Many healthcare professionals are still uncomfortable with the term "customer service," yet many hospitals and medical practices are spending more time trying to deliver just that.
Many healthcare professionals are still uncomfortable with the term "customer service." They feel that focusing on non-clinical aspects of care relegates them to the level of car salesmen or checkout clerks. Patients don't visit the doctor for soothing music or kind words, they say.
Nevertheless, the advent of value-based purchasing and the need to keep patients in accountable care networks finds many hospitals and medical practices spending more time qualifying and training their people to deliver quality customer service. Also, many hospitals are adding pleasing amenities such as higher-end food courts and healing gardens, posting ED wait times online and adding touches like valet parking.
According to an article in Kaiser Health News, Inova Health System in Falls Church, Va., has recruited Paul Westbrook, a top executive with no background in healthcare. He has had a career with Marriott and Ritz-Carlton. He is one of many new executives in the industry who have been given the title "chief patient experience officer." Duties include making sure patients are communicated with properly by physicians, nurses and administrators. Leah Binder, president and CEO of The Leapfrog Group, an employer-based coalition that advocates for greater healthcare quality and safety, says: "There is a new recognition that the patient is important," and that hospital routines have traditionally been designed to suit employees, not customers. "The patient used to be maybe 10th on the list of a hospital's priorities," she adds.
The patient experience of care is a significant measure under an array of pay-for-performance programs. Though the penalties for poor achievement on questions such as how well their doctors and nurses communicated with them, whether their room was clean and quiet, and whether their pain was controlled are fairly minor, Westbrook said the recent sharp spike in patients' out-of-pocket expenses have made them more willing to comparison shop for care. Patients, he says, are going to look on the Internet and on Medicare's Hospital Compare website, and they are going to read comments and over time select hospitals based on those reviews.
According to the KHN article, most chief patient experience officers rise through the ranks of a health system and they talk in lofty terms about teamwork; leadership; and developing a philosophy and culture of compassion, service and respect for their institutions. However, on a day-to-day basis, the approach they use is very practical, such as emphasizing hourly nurse rounding. Caregiver-patient interaction is supposed to be meaningful and thorough.
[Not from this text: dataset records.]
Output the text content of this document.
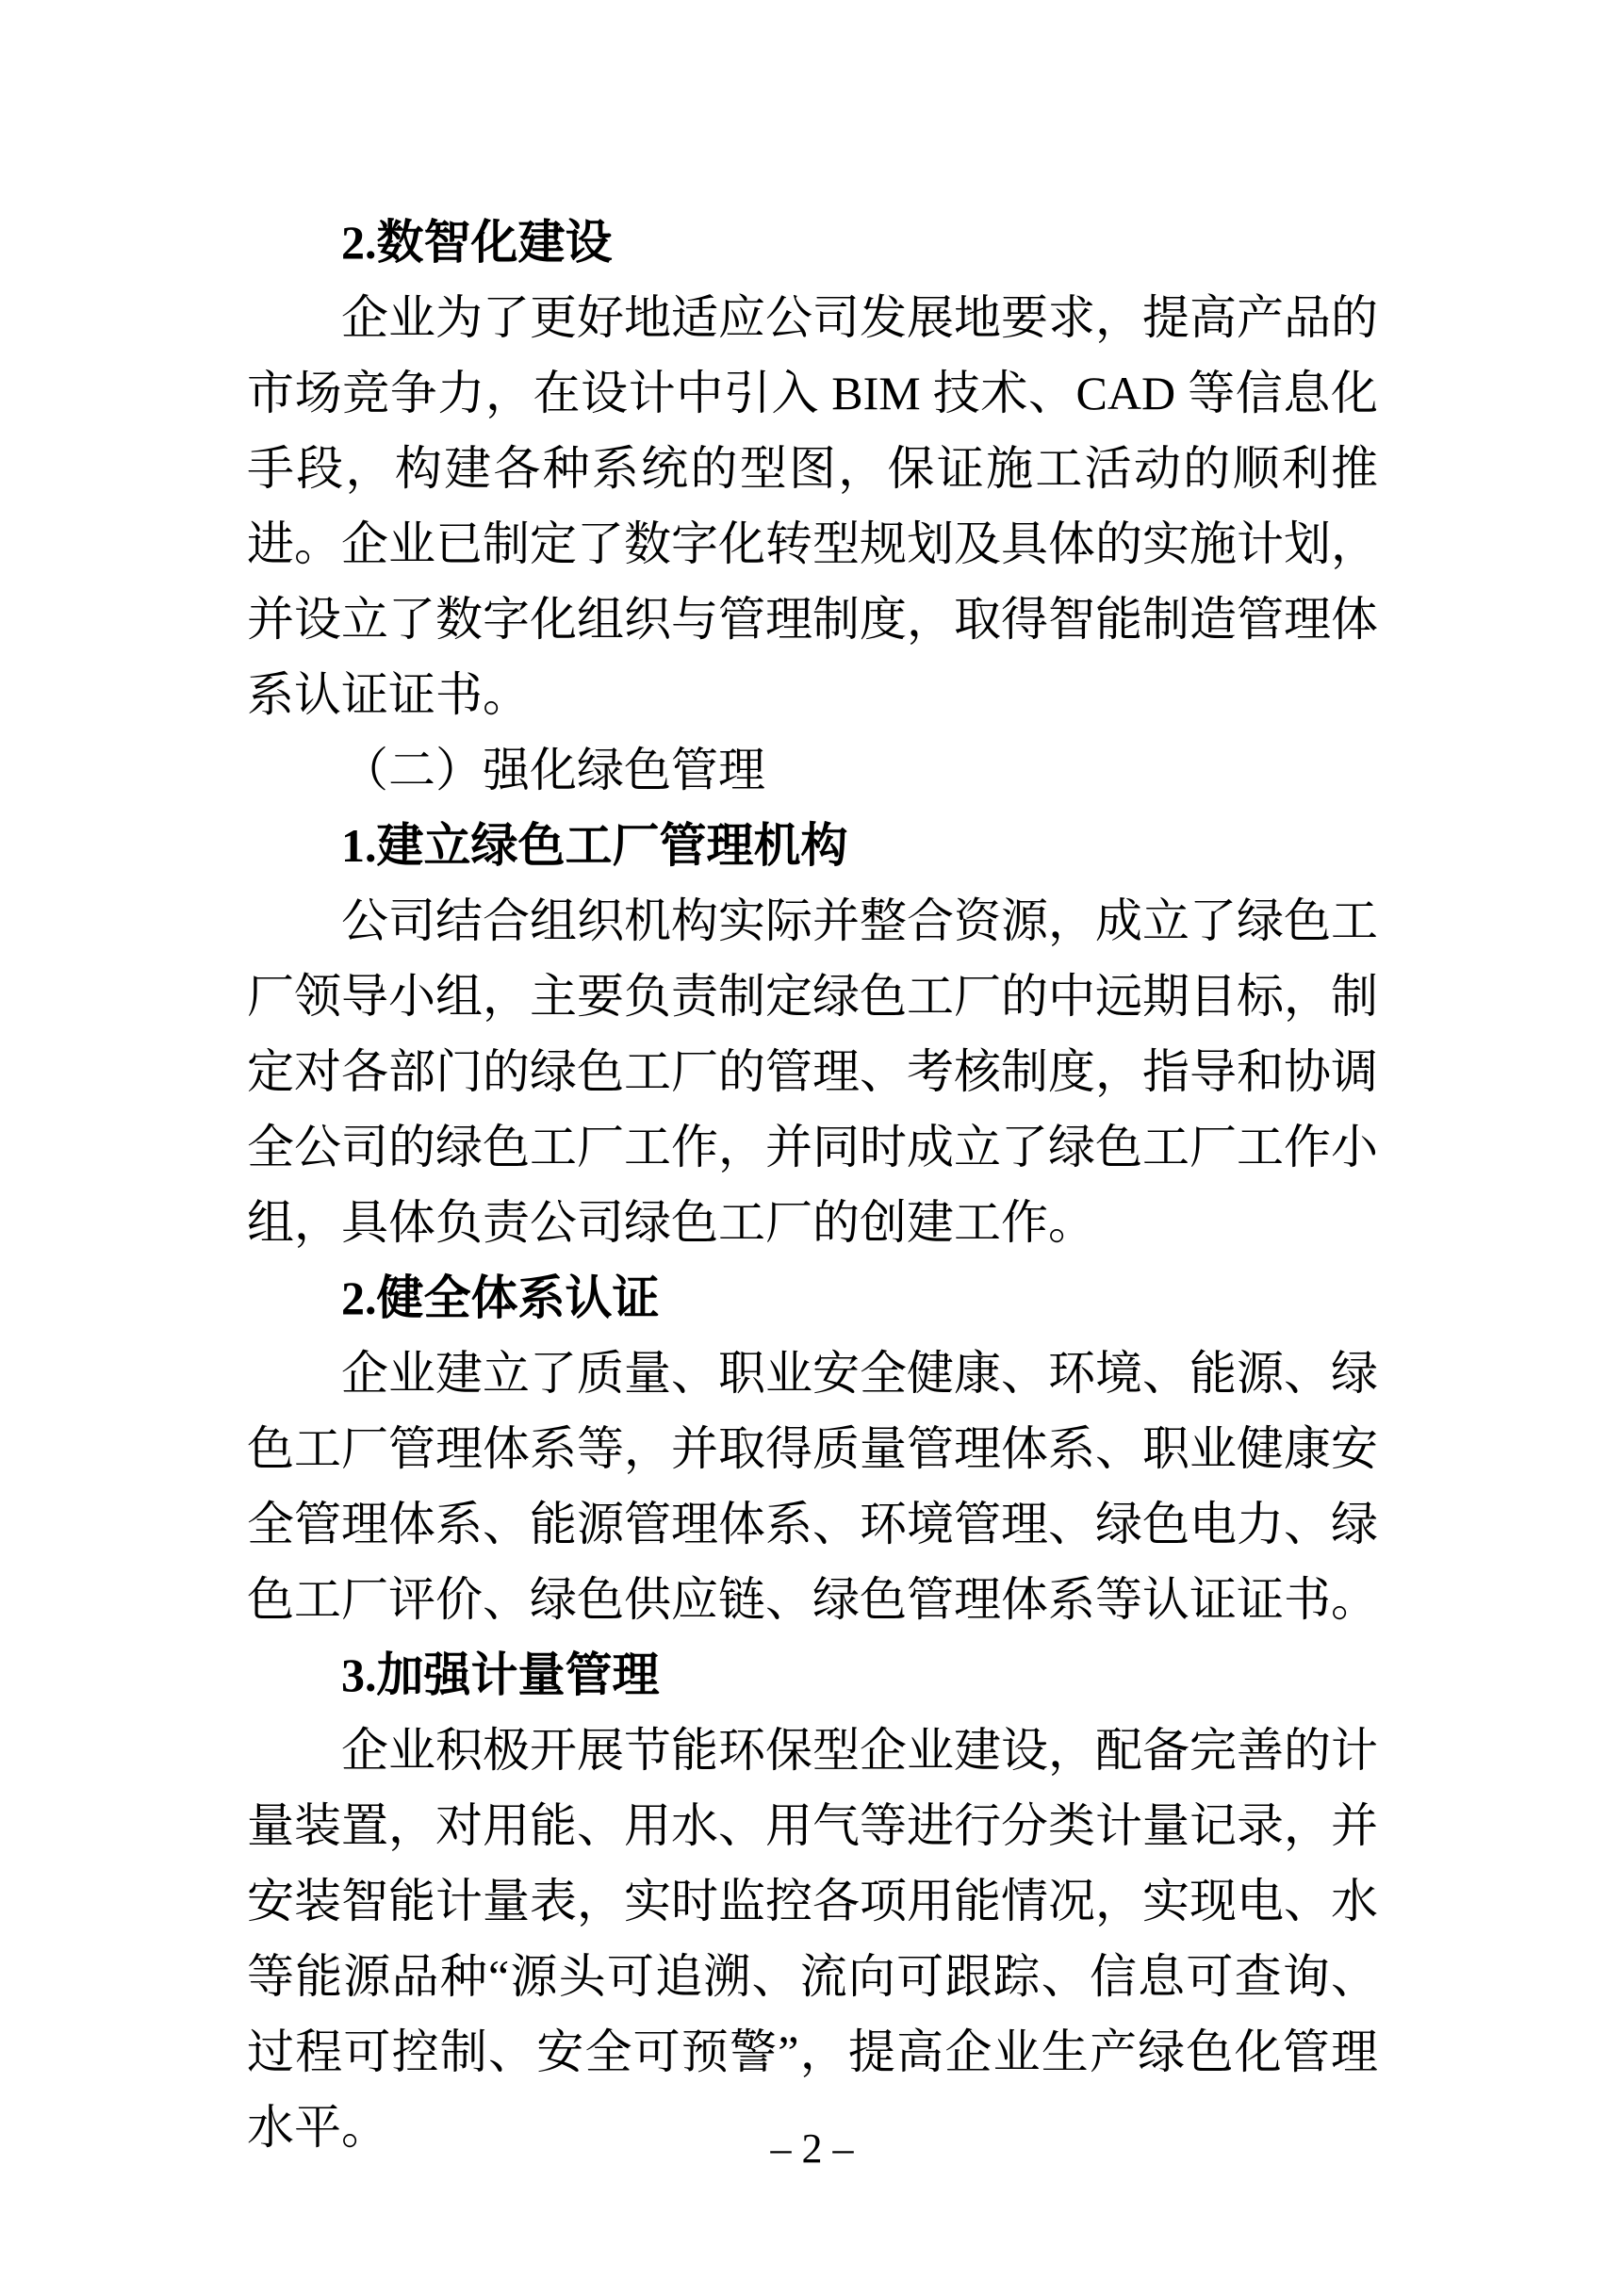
2.数智化建设

企业为了更好地适应公司发展地要求，提高产品的市场竞争力，在设计中引入 BIM 技术、CAD 等信息化手段，构建各种系统的型图，保证施工活动的顺利推进。企业已制定了数字化转型规划及具体的实施计划，并设立了数字化组织与管理制度，取得智能制造管理体系认证证书。

（二）强化绿色管理

1.建立绿色工厂管理机构

公司结合组织机构实际并整合资源，成立了绿色工厂领导小组，主要负责制定绿色工厂的中远期目标，制定对各部门的绿色工厂的管理、考核制度，指导和协调全公司的绿色工厂工作，并同时成立了绿色工厂工作小组，具体负责公司绿色工厂的创建工作。

2.健全体系认证

企业建立了质量、职业安全健康、环境、能源、绿色工厂管理体系等，并取得质量管理体系、职业健康安全管理体系、能源管理体系、环境管理、绿色电力、绿色工厂评价、绿色供应链、绿色管理体系等认证证书。

3.加强计量管理

企业积极开展节能环保型企业建设，配备完善的计量装置，对用能、用水、用气等进行分类计量记录，并安装智能计量表，实时监控各项用能情况，实现电、水等能源品种“源头可追溯、流向可跟踪、信息可查询、过程可控制、安全可预警”，提高企业生产绿色化管理水平。	– 2 –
Susan Eckert, chief nursing officer at MedStar Washington Hospital Center in Washington, D.C., tells her nursing staff to "actually sit down, look at the patient, talk a little bit, and give them several minutes of time during which they are the only thing that exists in the world." Another priority is having nurses call patients at home within 48 hours of their discharge to keep their recoveries on track.
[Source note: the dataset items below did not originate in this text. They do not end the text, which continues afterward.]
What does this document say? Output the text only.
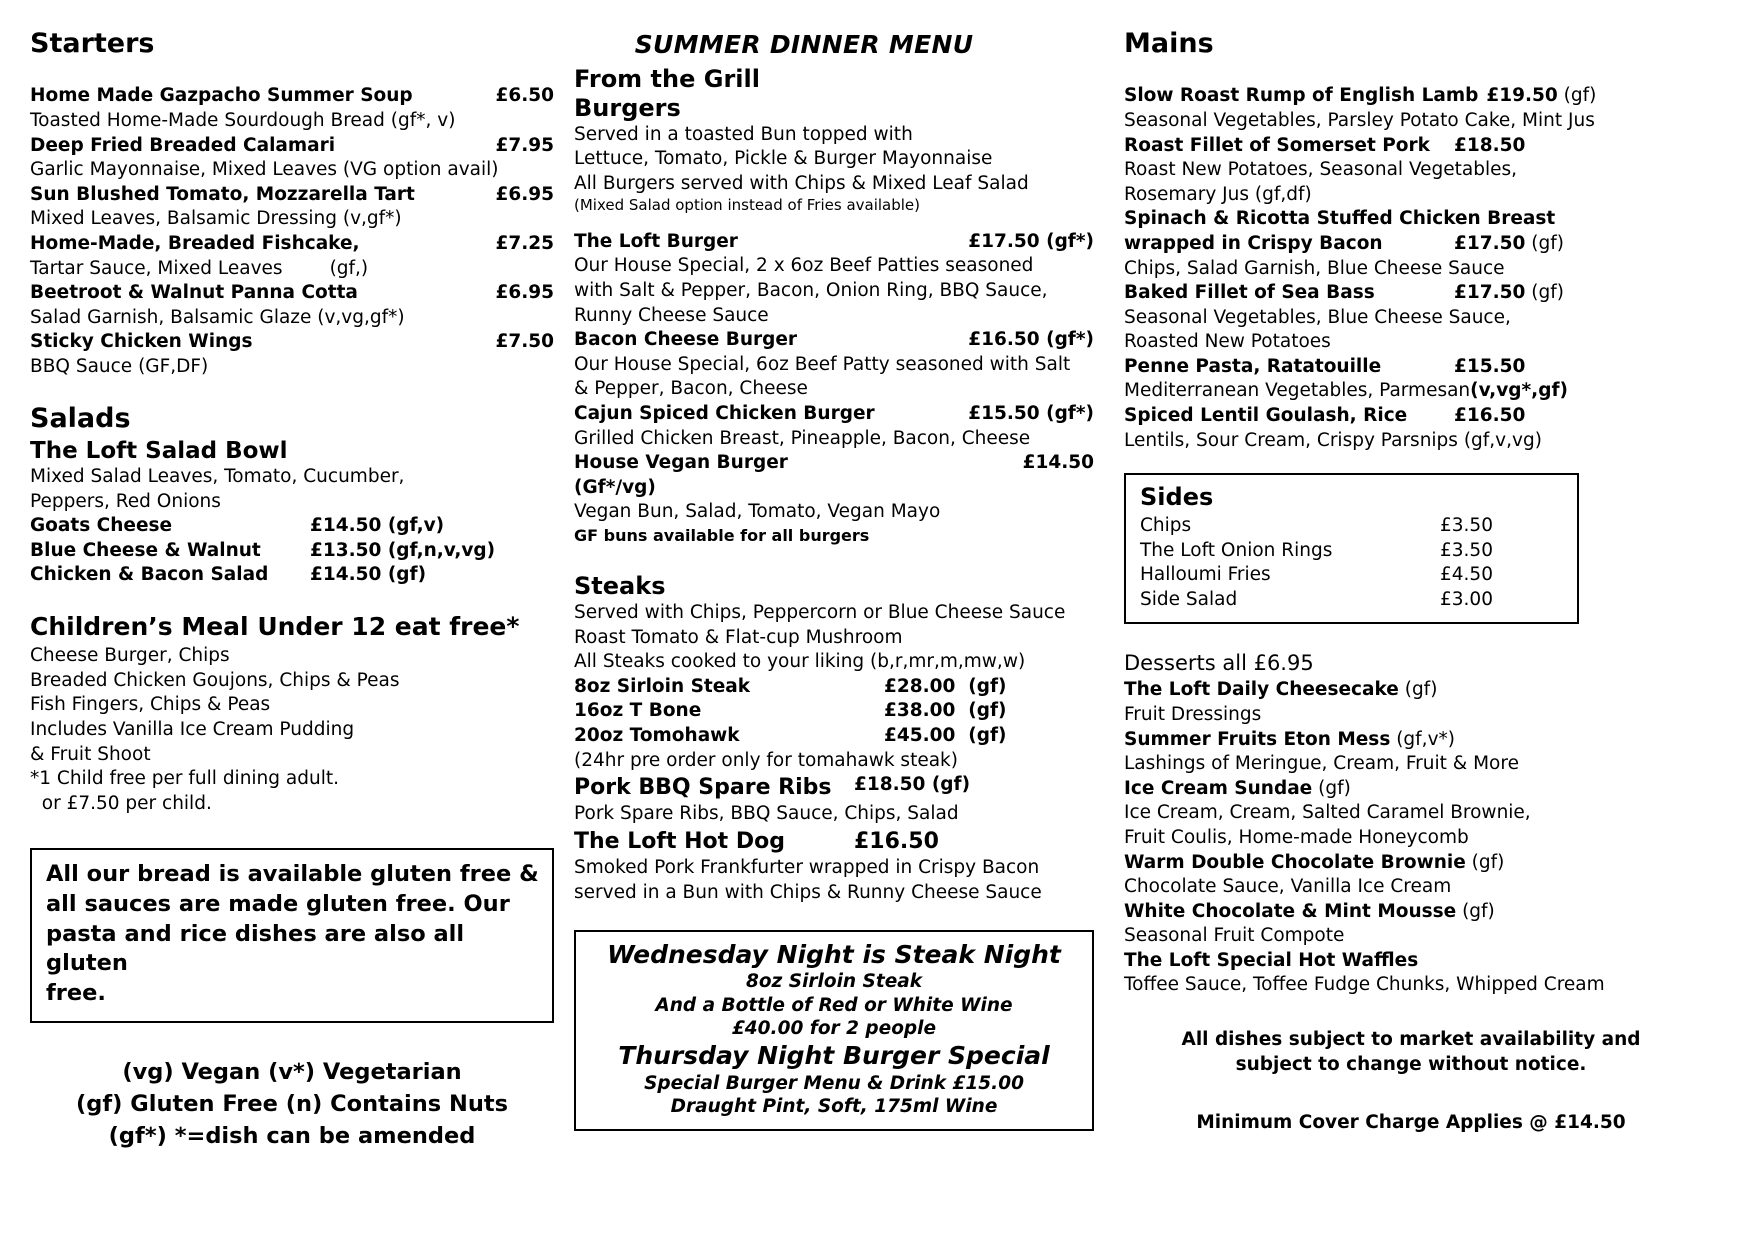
Starters
Home Made Gazpacho Summer Soup	£6.50
Toasted Home-Made Sourdough Bread (gf*, v)
Deep Fried Breaded Calamari	£7.95
Garlic Mayonnaise, Mixed Leaves (VG option avail)
Sun Blushed Tomato, Mozzarella Tart	£6.95
Mixed Leaves, Balsamic Dressing (v,gf*)
Home-Made, Breaded Fishcake,	£7.25
Tartar Sauce, Mixed Leaves        (gf,)
Beetroot & Walnut Panna Cotta	£6.95
Salad Garnish, Balsamic Glaze (v,vg,gf*)
Sticky Chicken Wings	£7.50
BBQ Sauce (GF,DF)
Salads
The Loft Salad Bowl
Mixed Salad Leaves, Tomato, Cucumber,
Peppers, Red Onions
Goats Cheese	£14.50 (gf,v)
Blue Cheese & Walnut	£13.50 (gf,n,v,vg)
Chicken & Bacon Salad	£14.50 (gf)
Children’s Meal Under 12 eat free*
Cheese Burger, Chips
Breaded Chicken Goujons, Chips & Peas
Fish Fingers, Chips & Peas
Includes Vanilla Ice Cream Pudding
& Fruit Shoot
*1 Child free per full dining adult.
or £7.50 per child.

All our bread is available gluten free &

all sauces are made gluten free. Our

pasta and rice dishes are also all gluten

free.

(vg) Vegan (v*) Vegetarian
(gf) Gluten Free (n) Contains Nuts
(gf*) *=dish can be amended
SUMMER DINNER MENU
From the Grill
Burgers
Served in a toasted Bun topped with
Lettuce, Tomato, Pickle & Burger Mayonnaise
All Burgers served with Chips & Mixed Leaf Salad
(Mixed Salad option instead of Fries available)
The Loft Burger	£17.50 (gf*)
Our House Special, 2 x 6oz Beef Patties seasoned
with Salt & Pepper, Bacon, Onion Ring, BBQ Sauce,
Runny Cheese Sauce
Bacon Cheese Burger	£16.50 (gf*)
Our House Special, 6oz Beef Patty seasoned with Salt
& Pepper, Bacon, Cheese
Cajun Spiced Chicken Burger	£15.50 (gf*)
Grilled Chicken Breast, Pineapple, Bacon, Cheese
House Vegan Burger	£14.50
(Gf*/vg)
Vegan Bun, Salad, Tomato, Vegan Mayo
GF buns available for all burgers
Steaks
Served with Chips, Peppercorn or Blue Cheese Sauce
Roast Tomato & Flat-cup Mushroom
All Steaks cooked to your liking (b,r,mr,m,mw,w)
8oz Sirloin Steak	£28.00  (gf)
16oz T Bone	£38.00  (gf)
20oz Tomohawk	£45.00  (gf)
(24hr pre order only for tomahawk steak)
Pork BBQ Spare Ribs	£18.50 (gf)
Pork Spare Ribs, BBQ Sauce, Chips, Salad
The Loft Hot Dog	£16.50
Smoked Pork Frankfurter wrapped in Crispy Bacon
served in a Bun with Chips & Runny Cheese Sauce
Wednesday Night is Steak Night
8oz Sirloin Steak
And a Bottle of Red or White Wine
£40.00 for 2 people
Thursday Night Burger Special
Special Burger Menu & Drink £15.00
Draught Pint, Soft, 175ml Wine
Mains
Slow Roast Rump of English Lamb £19.50 (gf)
Seasonal Vegetables, Parsley Potato Cake, Mint Jus
Roast Fillet of Somerset Pork	£18.50
Roast New Potatoes, Seasonal Vegetables,
Rosemary Jus (gf,df)
Spinach & Ricotta Stuffed Chicken Breast
wrapped in Crispy Bacon	£17.50 (gf)
Chips, Salad Garnish, Blue Cheese Sauce
Baked Fillet of Sea Bass	£17.50 (gf)
Seasonal Vegetables, Blue Cheese Sauce,
Roasted New Potatoes
Penne Pasta, Ratatouille	£15.50
Mediterranean Vegetables, Parmesan (v,vg*,gf)
Spiced Lentil Goulash, Rice	£16.50
Lentils, Sour Cream, Crispy Parsnips (gf,v,vg)
Sides
Chips	£3.50
The Loft Onion Rings	£3.50
Halloumi Fries	£4.50
Side Salad	£3.00
Desserts all £6.95
The Loft Daily Cheesecake (gf)
Fruit Dressings
Summer Fruits Eton Mess (gf,v*)
Lashings of Meringue, Cream, Fruit & More
Ice Cream Sundae (gf)
Ice Cream, Cream, Salted Caramel Brownie,
Fruit Coulis, Home-made Honeycomb
Warm Double Chocolate Brownie (gf)
Chocolate Sauce, Vanilla Ice Cream
White Chocolate & Mint Mousse (gf)
Seasonal Fruit Compote
The Loft Special Hot Waffles
Toffee Sauce, Toffee Fudge Chunks, Whipped Cream
All dishes subject to market availability and
subject to change without notice.
Minimum Cover Charge Applies @ £14.50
At Yale-New Haven (Conn.) Hospital, management has made a concerted effort to lower noise so patients can get a good night's sleep. Hospital staff are also told to use "library voices" 24/7 and not to talk where patients might hear them. "Overhead page calls have been eliminated, beepers are kept on vibrate, doors are closed when staff members discuss cases, and efforts are made to reduced alarms, pings and beeps at bedsides," according to the KHN article.
The Cleveland Clinic requires all 3,000 staff physicians to take daylong relationship and communication classes, KHN reports. Back in 2010, when the hospital showed physicians what patients had to say about them, they were "shocked, dismissive and disbelieving" and complained, "This isn't true, the methodology is bad, the sample size is too small." James Merlino, MD, a surgeon at the Clinic, now serves as its chief experience officer. "We put physicians through communication training so they learn how to listen better, let the patient set the agenda and organize the encounter better," he told KHN. The result has been very positive and consequently there has been a big improvement in physician communication scores.
Another interesting aspect of improving physician communication scores has to do with the correlation between patient satisfaction and outcomes. Richard Staelin, PhD, of Duke University's Fuqua School of Business, wrote in the journal Circulation in 2013 that the death rate among heart attack patients was lower at hospitals where patient satisfaction scores were high, even when researchers controlled for the quality of care. Other research shows a correlation between patients’ perception of room cleanliness and infection rates.
Even physicians, notoriously skeptical of the value of treating patients with respect, involving them in their own care and communicating well with them, are slowly but surely starting to come around to an appreciation of the importance of patient satisfaction, Dr. Staelin believes.
For the life of me, I can't figure out why it has taken regulations and financial penalties to push the industry in this direction. Every other business sector puts customer service at or near the top of the priority list. After all, the patient is the reason for the existence of any healthcare entity, and yet in the scheme of things, too often they are treated with indifference.
Nevertheless, I take comfort in the fact that at long last things seem to be headed in the right direction.